Chapter XXXV (Nunc Age)

In this short, concluding chapter, Adams briefly mentions scientific power and politics, but despite the forward-looking chapter title, Nunc Age (Latin for “Now, take action!”), his focus really is on the past and on endings. On November 5, 1904, as he approaches New York City, returning from yet another trip to Europe, Henry is excited by the vitality of the great city, which “became frantic in its effort to explain something that defied meaning. Power seemed to have outgrown its servitude and to have asserted its freedom.” This is the age that he has anticipated in the last third of the Education, but he leaves the work of the future to the next generation. Adams feels that he and his contemporaries are near the end. Clarence King died—broken—in 1901; John Hay is in poor shape and, despite Henry’s efforts, dies on July 1, 1905. Three days later, Henry writes to Mrs. Hay to express condolences and reflect on the twilight of his own life: “I had not the heart to telegraph. All the world will have done that, and will have overwhelmed you with messages of condolence. I can say nothing. You will understand it. . . . As for me, it is time to bid good-bye. I am tired. My last hold on the world is lost with him.” Adams has privately printed the Mont-Saint-Michel and Chartres in 1904; the first private edition of the Education will come out in 1907. He will write a little more in the next few years, but he suffers a disabling stroke in 1912 and dies on March 27, 1918.

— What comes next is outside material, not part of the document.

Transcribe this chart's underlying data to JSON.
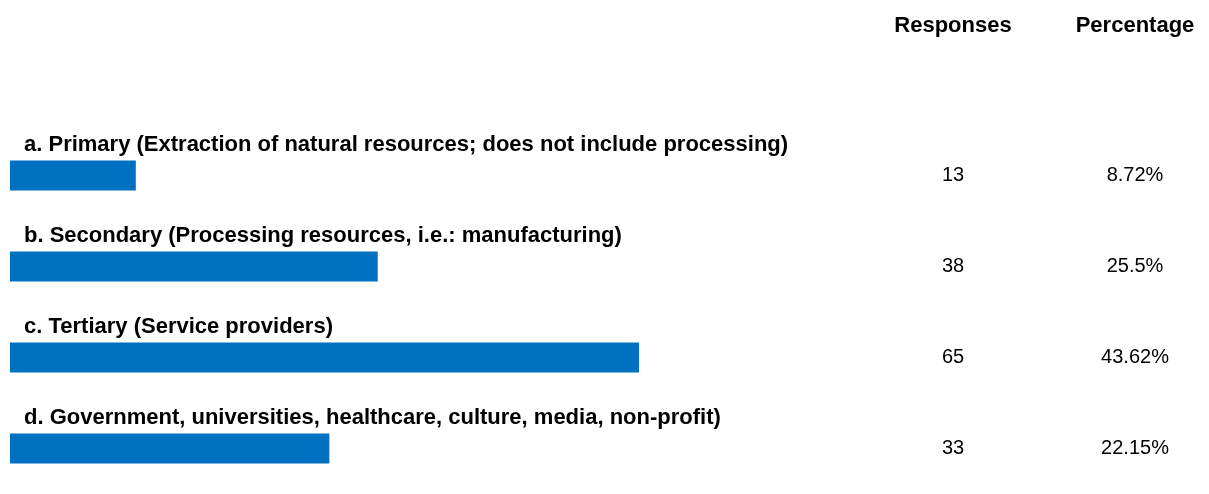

However, the story of the education of the boy from Boston stops in 1905. Henry wonders, at the end, whether he and his old friends may be allowed to return just for one day—in 1938, say, their centenary—to see the “mistakes of their own lives made clear in the light of the mistakes of their successors.” He wistfully wonders if it will be, for the first time in history, a world that “sensitive and timid natures could regard without a shudder.” For once, Henry’s speculation seems wrong. With Hitler leading the Third Reich into World War II, and Hiroshima and Nagasaki soon to come, 1938 will be no time for timid natures. But having completed this journey with him, the reader knows that Henry already suspects something like that.